The key point is that LinkedIn monetizes professional identity and search far better than it monetizes trusted relationships. In practice, the product is strongest when someone wants to look up a person, filter a huge pool of candidates, or scan for leads across 1+ billion profiles. It is much weaker at telling a user who would actually make a warm introduction, because most connections are broad, stale, and only loosely maintained over time.

  • LinkedIn’s paid products are built around database workflows. Sales Navigator is sold on search, filters, CRM sync, buyer signals, and warm path hints across 1+ billion members. Recruiter is sold on sourcing qualified candidates with filters, 3rd degree reach, and InMail. That is directory value first, relationship value second.
  • That helps explain why founders keep trying to build on top of the gap. Village uses calendar, email, contacts, org charts, and funding history to estimate who actually knows whom. Crossbeam made a similar choice in B2B, but moved from person graphs to company graphs, because business relationships are more durable and easier to operationalize than loose personal connections.
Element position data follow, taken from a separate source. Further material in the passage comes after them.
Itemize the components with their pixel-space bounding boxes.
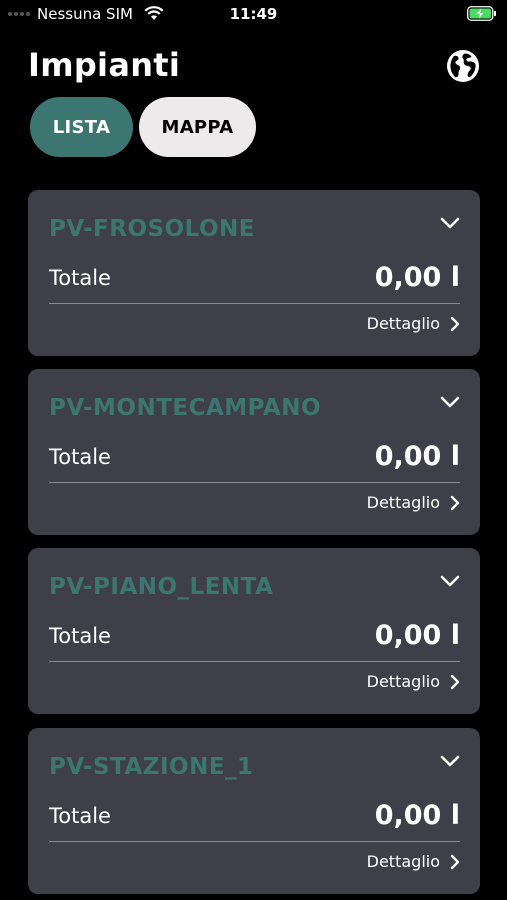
chevron-right-icon (450, 316, 460, 331)
battery-charging-icon (467, 6, 496, 21)
plant-name: PV-FROSOLONE (49, 216, 255, 242)
detail-link[interactable]: Dettaglio (367, 672, 460, 691)
chevron-right-icon (450, 854, 460, 869)
plant-name: PV-PIANO_LENTA (49, 574, 274, 600)
plant-card[interactable]: PV-STAZIONE_1 Totale 0,00 l Dettaglio (28, 728, 480, 894)
plant-name: PV-MONTECAMPANO (49, 395, 322, 421)
plant-card[interactable]: PV-FROSOLONE Totale 0,00 l Dettaglio (28, 190, 480, 356)
chevron-down-icon[interactable] (440, 395, 460, 409)
detail-label: Dettaglio (366, 493, 440, 512)
divider (49, 303, 460, 304)
divider (49, 661, 460, 662)
plant-card[interactable]: PV-PIANO_LENTA Totale 0,00 l Dettaglio (28, 548, 480, 714)
globe-icon[interactable] (446, 49, 480, 83)
divider (49, 841, 460, 842)
chevron-down-icon[interactable] (440, 754, 460, 768)
detail-label: Dettaglio (366, 852, 440, 871)
page-title: Impianti (28, 46, 181, 84)
detail-link[interactable]: Dettaglio (367, 314, 460, 333)
tab-mappa[interactable]: MAPPA (139, 97, 256, 157)
total-label: Totale (49, 804, 111, 828)
status-bar: Nessuna SIM 11:49 (0, 0, 507, 28)
total-value: 0,00 l (374, 800, 460, 831)
tab-lista[interactable]: LISTA (30, 97, 133, 157)
chevron-right-icon (450, 495, 460, 510)
total-value: 0,00 l (374, 262, 460, 293)
total-value: 0,00 l (374, 441, 460, 472)
total-label: Totale (49, 445, 111, 469)
detail-link[interactable]: Dettaglio (367, 493, 460, 512)
detail-label: Dettaglio (366, 314, 440, 333)
clock: 11:49 (229, 5, 278, 23)
plant-name: PV-STAZIONE_1 (49, 754, 254, 780)
total-label: Totale (49, 624, 111, 648)
chevron-down-icon[interactable] (440, 216, 460, 230)
total-value: 0,00 l (374, 620, 460, 651)
detail-label: Dettaglio (366, 672, 440, 691)
detail-link[interactable]: Dettaglio (367, 852, 460, 871)
chevron-right-icon (450, 674, 460, 689)
plant-card[interactable]: PV-MONTECAMPANO Totale 0,00 l Dettaglio (28, 369, 480, 535)
chevron-down-icon[interactable] (440, 574, 460, 588)
screen: Nessuna SIM 11:49 Impianti LISTA MAPPA P… (0, 0, 507, 900)
total-label: Totale (49, 266, 111, 290)
divider (49, 482, 460, 483)
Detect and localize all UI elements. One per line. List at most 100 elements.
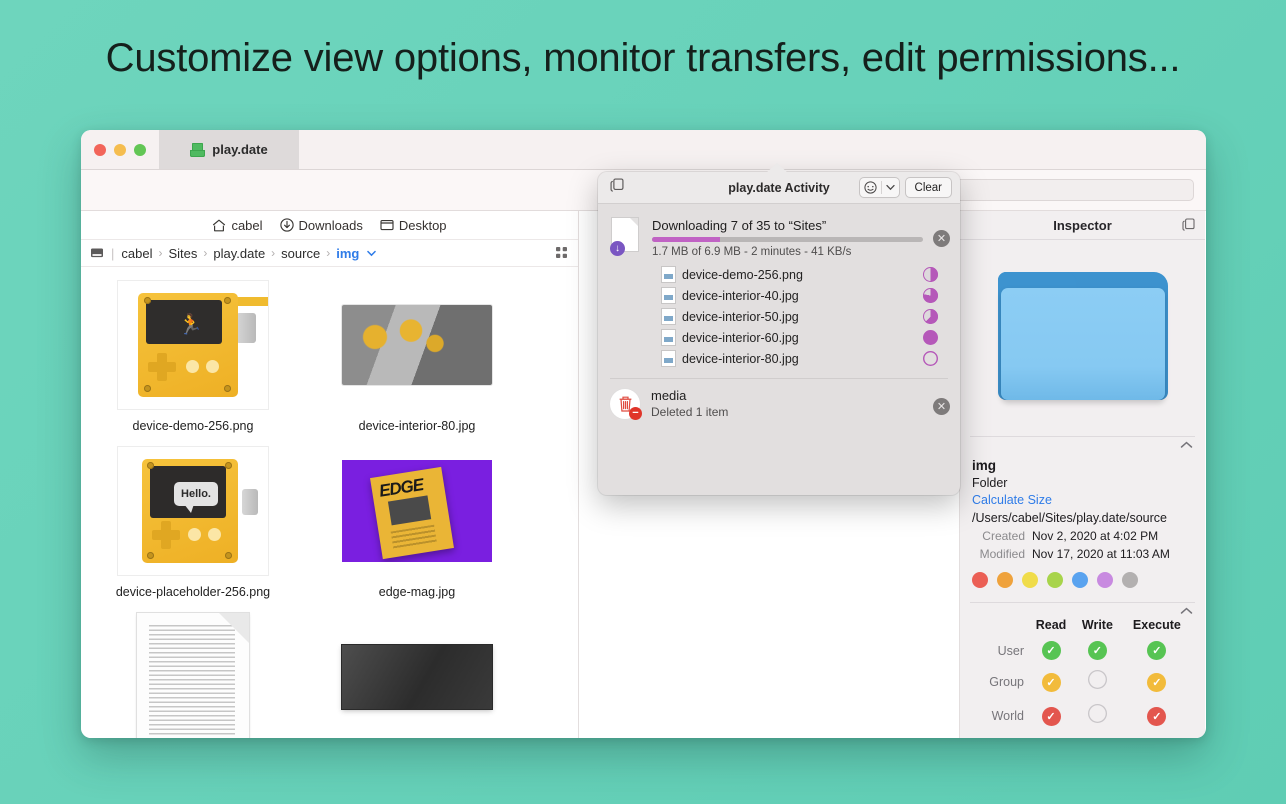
download-task-main: Downloading 7 of 35 to “Sites” 1.7 MB of… [652,218,923,258]
favorites-bar: cabel Downloads Desktop [81,211,578,240]
favorite-cabel[interactable]: cabel [212,218,263,233]
list-item[interactable]: device-interior-60.jpg [598,327,960,348]
minimize-button[interactable] [114,143,126,156]
permissions-col-execute: Execute [1132,618,1181,632]
modified-row: Modified Nov 17, 2020 at 11:03 AM [972,547,1193,561]
activity-options-popup[interactable] [859,178,899,197]
activity-popover: play.date Activity Clear ↓ Downloading 7… [598,163,960,495]
file-thumbnail: EDGE [342,447,492,575]
perm-world-execute[interactable]: ✓ [1121,699,1193,733]
window-tab-bar: play.date [81,130,1206,170]
trash-task-main: media Deleted 1 item [651,388,923,419]
playdate-hello-thumbnail: Hello. [118,447,268,575]
perm-world-write[interactable] [1074,699,1121,733]
favorite-downloads[interactable]: Downloads [279,218,363,233]
chevron-right-icon: › [326,246,331,260]
grid-view-icon[interactable] [555,246,568,262]
clear-button[interactable]: Clear [905,178,951,197]
file-name: edge-mag.jpg [378,585,456,599]
tag-blue[interactable] [1072,572,1088,588]
inspector-preview [960,240,1205,436]
created-label: Created [982,529,1025,543]
file-item[interactable] [305,613,529,738]
modified-label: Modified [979,547,1025,561]
dark-banner-thumbnail [342,645,492,709]
inspector-info: img Folder Calculate Size /Users/cabel/S… [960,452,1205,588]
zoom-button[interactable] [134,143,146,156]
file-item[interactable]: device-interior-80.jpg [305,281,529,433]
breadcrumb-img[interactable]: img [336,246,359,261]
favorite-desktop[interactable]: Desktop [380,218,447,233]
interior-photo-thumbnail [342,305,492,385]
tag-yellow[interactable] [1022,572,1038,588]
chevron-right-icon: › [158,246,163,260]
file-name: device-interior-40.jpg [682,288,799,303]
cancel-x-icon[interactable]: ✕ [933,398,950,415]
playdate-demo-thumbnail: 🏃 [118,281,268,409]
trash-title: media [651,388,687,403]
empty-circle-icon [1088,704,1107,723]
download-circle-icon [279,218,294,232]
minus-badge-icon: − [629,406,642,420]
file-item[interactable]: EDGE edge-mag.jpg [305,447,529,599]
cancel-x-icon[interactable]: ✕ [933,230,950,247]
permissions-corner [972,618,1028,636]
tag-orange[interactable] [997,572,1013,588]
activity-header-controls: Clear [859,178,951,197]
file-item[interactable] [81,613,305,738]
tag-green[interactable] [1047,572,1063,588]
duplicate-window-icon[interactable] [610,178,624,197]
list-item[interactable]: device-interior-40.jpg [598,285,960,306]
perm-user-write[interactable]: ✓ [1074,636,1121,665]
perm-group-write[interactable] [1074,665,1121,699]
breadcrumb-cabel[interactable]: cabel [121,246,152,261]
duplicate-window-icon[interactable] [1182,218,1195,234]
tag-purple[interactable] [1097,572,1113,588]
created-value: Nov 2, 2020 at 4:02 PM [1032,529,1159,543]
file-thumbnail [342,281,492,409]
download-title: Downloading 7 of 35 to “Sites” [652,218,827,233]
perm-world-read[interactable]: ✓ [1028,699,1074,733]
breadcrumb-source[interactable]: source [281,246,320,261]
file-name: device-demo-256.png [132,419,254,433]
tag-gray[interactable] [1122,572,1138,588]
close-button[interactable] [94,143,106,156]
check-icon: ✓ [1147,706,1167,726]
tab-play-date[interactable]: play.date [159,130,299,169]
perm-group-read[interactable]: ✓ [1028,665,1074,699]
file-browser-pane: cabel Downloads Desktop | cabel › Sites … [81,211,579,738]
download-task-row: ↓ Downloading 7 of 35 to “Sites” 1.7 MB … [598,212,960,258]
chevron-up-icon[interactable] [960,437,1205,452]
download-progress-fill [652,237,720,242]
file-thumbnail: 🏃 [118,281,268,409]
file-item[interactable]: 🏃 device-demo-256.png [81,281,305,433]
chevron-down-icon [885,184,895,191]
check-icon: ✓ [1147,672,1167,692]
list-item[interactable]: device-demo-256.png [598,264,960,285]
item-name: img [972,458,997,473]
perm-group-execute[interactable]: ✓ [1121,665,1193,699]
file-item[interactable]: Hello. device-placeholder-256.png [81,447,305,599]
edge-magazine-thumbnail: EDGE [342,460,492,562]
perm-user-execute[interactable]: ✓ [1121,636,1193,665]
breadcrumb-play-date[interactable]: play.date [213,246,265,261]
file-thumbnail: Hello. [118,447,268,575]
list-item[interactable]: device-interior-50.jpg [598,306,960,327]
tag-color-swatches [972,572,1193,588]
inspector-pane: Inspector img Folder Calculate Size /Use… [960,211,1205,738]
breadcrumb-sites[interactable]: Sites [168,246,197,261]
progress-pie-icon [923,309,938,324]
file-grid: 🏃 device-demo-256.png device-interior-80… [81,267,578,738]
progress-pie-icon [923,267,938,282]
item-path: /Users/cabel/Sites/play.date/source [972,511,1168,525]
chevron-right-icon: › [203,246,208,260]
calculate-size-link[interactable]: Calculate Size [972,493,1193,507]
list-item[interactable]: device-interior-80.jpg [598,348,960,369]
tag-red[interactable] [972,572,988,588]
permissions-col-read: Read [1035,618,1067,632]
favorite-label: Desktop [398,217,447,233]
chevron-up-icon[interactable] [960,603,1205,618]
chevron-down-icon[interactable] [367,250,377,257]
drive-icon[interactable] [90,247,104,259]
perm-user-read[interactable]: ✓ [1028,636,1074,665]
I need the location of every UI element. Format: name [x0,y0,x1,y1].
  • The economic implication is that LinkedIn works best as infrastructure for discovery, not as a system of record for relationship strength. It can tell a recruiter or seller who exists, who changed jobs, and who fits a filter. It usually cannot tell them which contact will spend real social capital to open a door.

Going forward, the opportunity sits in products that turn a static contact graph into a live trust graph. The winners will combine public profile data with private interaction data, then rank not just who is connected, but who actually responds, vouches, introduces, and moves deals or hires forward.